Adam left Oxford and practised his profession for seven years as an advocate in the archiepiscopal court of Canterbury, 1390–1397, sitting on the Parliament of 1397 and in 1399 accompanied the Archbishop and Bolingbroke's army on the march from Bristol to Chester. These experiences and the connection with Thomas Arundel shaped his views thereafter, he was hostile in his chronicle to Richard II.
He was a member of the commission appointed to find secure legal grounds for the deposition of King Richard II and met with the King during his captivity in the Tower of London.
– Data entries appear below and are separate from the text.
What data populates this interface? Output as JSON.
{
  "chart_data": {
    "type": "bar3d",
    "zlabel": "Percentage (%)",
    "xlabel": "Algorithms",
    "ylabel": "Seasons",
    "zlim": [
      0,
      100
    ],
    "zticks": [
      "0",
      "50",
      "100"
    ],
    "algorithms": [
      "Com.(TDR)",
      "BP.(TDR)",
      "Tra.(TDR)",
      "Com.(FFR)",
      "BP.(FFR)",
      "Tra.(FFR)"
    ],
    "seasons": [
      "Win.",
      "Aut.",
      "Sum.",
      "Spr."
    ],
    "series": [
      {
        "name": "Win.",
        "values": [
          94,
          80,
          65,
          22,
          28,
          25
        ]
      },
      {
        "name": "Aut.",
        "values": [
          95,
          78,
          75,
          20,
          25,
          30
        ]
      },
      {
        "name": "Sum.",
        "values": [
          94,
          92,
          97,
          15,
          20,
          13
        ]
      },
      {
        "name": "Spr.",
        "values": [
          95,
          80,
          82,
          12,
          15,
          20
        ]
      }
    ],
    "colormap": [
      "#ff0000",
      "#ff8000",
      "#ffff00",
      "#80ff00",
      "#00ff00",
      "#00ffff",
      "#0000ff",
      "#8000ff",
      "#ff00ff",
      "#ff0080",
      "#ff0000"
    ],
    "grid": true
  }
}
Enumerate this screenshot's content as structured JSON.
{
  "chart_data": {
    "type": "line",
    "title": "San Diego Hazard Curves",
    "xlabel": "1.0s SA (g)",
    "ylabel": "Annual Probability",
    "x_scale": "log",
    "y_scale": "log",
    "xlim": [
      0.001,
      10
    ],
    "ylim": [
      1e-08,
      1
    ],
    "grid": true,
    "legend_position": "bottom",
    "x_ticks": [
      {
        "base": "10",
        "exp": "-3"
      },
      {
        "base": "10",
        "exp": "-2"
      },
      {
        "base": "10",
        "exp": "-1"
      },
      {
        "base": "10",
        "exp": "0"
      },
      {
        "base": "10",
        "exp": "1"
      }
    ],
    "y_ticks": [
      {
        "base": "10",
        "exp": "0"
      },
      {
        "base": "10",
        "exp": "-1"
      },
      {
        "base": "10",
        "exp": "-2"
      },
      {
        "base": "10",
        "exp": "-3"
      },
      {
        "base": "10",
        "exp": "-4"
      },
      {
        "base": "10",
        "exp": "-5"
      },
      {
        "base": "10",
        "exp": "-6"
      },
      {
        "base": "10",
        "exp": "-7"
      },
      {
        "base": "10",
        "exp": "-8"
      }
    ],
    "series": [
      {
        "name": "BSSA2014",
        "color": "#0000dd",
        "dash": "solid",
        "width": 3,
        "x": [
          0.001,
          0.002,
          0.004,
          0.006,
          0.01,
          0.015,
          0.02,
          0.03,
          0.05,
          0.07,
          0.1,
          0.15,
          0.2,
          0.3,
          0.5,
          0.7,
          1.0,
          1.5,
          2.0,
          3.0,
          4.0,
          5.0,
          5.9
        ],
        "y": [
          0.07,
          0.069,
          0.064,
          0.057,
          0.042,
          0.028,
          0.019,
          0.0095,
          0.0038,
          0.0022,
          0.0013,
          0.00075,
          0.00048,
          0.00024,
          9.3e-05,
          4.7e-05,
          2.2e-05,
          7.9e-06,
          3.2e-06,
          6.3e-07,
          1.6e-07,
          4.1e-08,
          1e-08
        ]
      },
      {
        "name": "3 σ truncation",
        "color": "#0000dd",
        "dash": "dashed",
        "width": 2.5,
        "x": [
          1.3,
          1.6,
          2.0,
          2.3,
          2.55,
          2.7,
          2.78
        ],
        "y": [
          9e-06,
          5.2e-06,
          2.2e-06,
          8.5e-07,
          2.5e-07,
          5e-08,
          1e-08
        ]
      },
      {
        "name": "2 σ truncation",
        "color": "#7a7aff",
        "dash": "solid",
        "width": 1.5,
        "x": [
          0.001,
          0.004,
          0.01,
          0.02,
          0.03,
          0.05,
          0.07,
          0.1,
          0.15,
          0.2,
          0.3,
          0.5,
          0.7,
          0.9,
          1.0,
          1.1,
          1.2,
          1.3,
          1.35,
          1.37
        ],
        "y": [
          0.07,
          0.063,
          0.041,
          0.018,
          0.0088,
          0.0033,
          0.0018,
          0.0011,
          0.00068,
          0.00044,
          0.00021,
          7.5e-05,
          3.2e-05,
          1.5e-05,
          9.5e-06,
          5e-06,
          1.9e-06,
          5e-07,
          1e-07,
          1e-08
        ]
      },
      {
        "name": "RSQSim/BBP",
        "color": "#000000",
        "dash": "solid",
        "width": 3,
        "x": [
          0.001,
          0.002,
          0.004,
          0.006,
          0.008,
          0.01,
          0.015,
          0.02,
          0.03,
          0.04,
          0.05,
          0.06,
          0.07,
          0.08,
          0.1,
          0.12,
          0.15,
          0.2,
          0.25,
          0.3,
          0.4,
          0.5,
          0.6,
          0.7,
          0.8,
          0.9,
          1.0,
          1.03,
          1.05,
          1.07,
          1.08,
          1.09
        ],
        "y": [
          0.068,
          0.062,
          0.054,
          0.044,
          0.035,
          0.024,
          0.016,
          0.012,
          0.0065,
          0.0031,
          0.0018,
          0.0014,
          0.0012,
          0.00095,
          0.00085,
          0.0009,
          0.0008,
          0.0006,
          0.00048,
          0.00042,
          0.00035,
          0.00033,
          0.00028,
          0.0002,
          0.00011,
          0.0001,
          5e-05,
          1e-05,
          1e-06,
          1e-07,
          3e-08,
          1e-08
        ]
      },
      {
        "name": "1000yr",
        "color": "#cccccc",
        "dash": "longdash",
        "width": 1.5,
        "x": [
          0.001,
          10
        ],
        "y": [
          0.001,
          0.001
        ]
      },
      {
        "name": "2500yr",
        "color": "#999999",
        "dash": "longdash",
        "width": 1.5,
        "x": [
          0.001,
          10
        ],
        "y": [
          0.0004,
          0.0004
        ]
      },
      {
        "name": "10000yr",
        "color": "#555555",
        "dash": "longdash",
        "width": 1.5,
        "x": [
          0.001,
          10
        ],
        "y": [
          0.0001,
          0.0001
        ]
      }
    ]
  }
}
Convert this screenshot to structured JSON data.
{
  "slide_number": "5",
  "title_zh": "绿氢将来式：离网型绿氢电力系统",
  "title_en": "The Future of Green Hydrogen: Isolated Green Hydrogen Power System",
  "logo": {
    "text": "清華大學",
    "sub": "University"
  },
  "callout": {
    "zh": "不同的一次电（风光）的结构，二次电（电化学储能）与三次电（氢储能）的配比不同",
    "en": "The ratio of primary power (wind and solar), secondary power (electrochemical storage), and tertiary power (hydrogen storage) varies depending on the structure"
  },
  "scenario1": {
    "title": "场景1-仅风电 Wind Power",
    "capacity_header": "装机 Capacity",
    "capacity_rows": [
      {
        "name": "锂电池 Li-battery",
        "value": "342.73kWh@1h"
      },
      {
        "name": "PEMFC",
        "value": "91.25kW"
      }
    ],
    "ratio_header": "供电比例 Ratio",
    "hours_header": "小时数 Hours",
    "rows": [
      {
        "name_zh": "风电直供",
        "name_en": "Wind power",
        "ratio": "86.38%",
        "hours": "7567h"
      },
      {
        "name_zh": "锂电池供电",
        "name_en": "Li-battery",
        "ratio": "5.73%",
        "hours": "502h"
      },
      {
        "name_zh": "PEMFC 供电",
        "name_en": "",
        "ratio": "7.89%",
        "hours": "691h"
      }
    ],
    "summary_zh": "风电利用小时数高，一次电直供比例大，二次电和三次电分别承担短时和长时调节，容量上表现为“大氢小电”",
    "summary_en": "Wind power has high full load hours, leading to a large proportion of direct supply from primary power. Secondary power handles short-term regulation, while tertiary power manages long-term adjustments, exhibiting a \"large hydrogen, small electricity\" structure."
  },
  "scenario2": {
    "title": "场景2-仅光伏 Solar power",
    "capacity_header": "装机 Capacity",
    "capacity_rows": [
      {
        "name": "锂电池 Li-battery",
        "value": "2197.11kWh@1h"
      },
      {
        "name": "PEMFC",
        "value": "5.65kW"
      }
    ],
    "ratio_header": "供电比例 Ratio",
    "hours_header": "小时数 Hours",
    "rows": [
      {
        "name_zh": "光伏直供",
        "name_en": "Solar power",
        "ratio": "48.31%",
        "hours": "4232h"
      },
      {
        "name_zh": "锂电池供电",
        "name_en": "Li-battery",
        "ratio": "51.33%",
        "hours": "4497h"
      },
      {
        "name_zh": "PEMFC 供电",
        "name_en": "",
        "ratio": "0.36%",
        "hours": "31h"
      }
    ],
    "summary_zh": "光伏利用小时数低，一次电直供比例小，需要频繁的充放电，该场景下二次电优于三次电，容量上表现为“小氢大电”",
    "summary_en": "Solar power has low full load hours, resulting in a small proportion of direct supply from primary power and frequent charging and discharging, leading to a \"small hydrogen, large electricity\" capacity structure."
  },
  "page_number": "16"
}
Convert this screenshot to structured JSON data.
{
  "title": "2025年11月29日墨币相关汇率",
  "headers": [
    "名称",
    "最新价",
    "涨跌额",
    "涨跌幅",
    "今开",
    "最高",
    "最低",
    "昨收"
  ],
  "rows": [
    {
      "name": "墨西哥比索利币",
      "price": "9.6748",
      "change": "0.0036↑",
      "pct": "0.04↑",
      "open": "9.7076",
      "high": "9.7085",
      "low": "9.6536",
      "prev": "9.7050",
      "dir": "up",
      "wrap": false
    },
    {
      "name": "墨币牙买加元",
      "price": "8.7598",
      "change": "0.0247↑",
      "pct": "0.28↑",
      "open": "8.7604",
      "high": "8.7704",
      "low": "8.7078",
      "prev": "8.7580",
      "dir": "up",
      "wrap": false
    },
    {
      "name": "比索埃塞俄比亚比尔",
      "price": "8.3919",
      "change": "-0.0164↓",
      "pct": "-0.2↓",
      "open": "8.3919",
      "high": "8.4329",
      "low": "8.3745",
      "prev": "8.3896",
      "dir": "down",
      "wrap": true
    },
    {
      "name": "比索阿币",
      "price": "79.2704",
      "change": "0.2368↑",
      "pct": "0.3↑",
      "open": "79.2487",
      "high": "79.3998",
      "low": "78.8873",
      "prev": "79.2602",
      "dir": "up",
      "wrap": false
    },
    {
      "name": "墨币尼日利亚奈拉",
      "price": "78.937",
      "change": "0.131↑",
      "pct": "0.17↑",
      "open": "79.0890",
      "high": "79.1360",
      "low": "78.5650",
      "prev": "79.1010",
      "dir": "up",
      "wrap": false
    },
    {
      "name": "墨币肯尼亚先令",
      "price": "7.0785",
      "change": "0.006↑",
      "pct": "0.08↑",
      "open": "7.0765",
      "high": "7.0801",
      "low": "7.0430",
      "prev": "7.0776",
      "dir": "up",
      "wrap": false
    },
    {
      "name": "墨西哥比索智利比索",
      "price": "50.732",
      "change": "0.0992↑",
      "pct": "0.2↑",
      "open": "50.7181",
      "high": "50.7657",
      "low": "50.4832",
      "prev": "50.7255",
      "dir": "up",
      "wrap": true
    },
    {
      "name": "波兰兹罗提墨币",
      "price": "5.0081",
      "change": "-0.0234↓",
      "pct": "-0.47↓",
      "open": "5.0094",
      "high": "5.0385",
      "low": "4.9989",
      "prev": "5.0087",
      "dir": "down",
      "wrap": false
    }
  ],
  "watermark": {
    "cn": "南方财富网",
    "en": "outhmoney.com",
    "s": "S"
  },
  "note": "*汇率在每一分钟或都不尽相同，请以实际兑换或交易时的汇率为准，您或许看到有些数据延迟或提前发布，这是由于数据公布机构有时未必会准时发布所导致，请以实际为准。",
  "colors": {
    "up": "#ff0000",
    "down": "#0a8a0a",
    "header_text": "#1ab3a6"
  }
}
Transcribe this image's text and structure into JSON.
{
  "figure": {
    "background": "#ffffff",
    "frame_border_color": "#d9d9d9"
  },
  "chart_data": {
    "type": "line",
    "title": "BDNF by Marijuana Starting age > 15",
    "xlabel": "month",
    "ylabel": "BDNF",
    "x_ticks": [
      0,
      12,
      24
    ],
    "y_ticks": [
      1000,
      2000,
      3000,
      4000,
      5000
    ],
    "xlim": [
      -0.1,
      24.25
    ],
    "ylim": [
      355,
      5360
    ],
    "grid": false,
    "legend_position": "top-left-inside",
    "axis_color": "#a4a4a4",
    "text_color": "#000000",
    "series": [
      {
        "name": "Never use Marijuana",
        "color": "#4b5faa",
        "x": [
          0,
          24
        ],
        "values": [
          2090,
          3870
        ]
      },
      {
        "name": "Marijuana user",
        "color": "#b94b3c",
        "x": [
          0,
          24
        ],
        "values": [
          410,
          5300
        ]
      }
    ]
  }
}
Adam was rewarded for his part in Richard II's surrender, imprisonment and fall with the living of Kemsing and Seal, and later with a prebend in the church of Bangor. These nicely supplemented his professional legal income and status. However one living, his title to the prebend of Llandygwydd in Cardiganshire given under the college of Abergwili, was to be contested by one Walter Jakes alias Ampney, who had obtained it by exchange in 1399. The two were in an affray, in Westminster, in November 1400, which resulted in charges being brought against Adam and his company, for highway robbery. The outcome is unknown, however it didn't immediately limit his legal activities, he continued as a lawyer.
Adam was strongly devoted to Saint Teilo (associated with Llandaff Cathedral) and to Saint (presumably the Apostle) Thomas of India (whose cult had been vitalised by Dominican missions in Asia).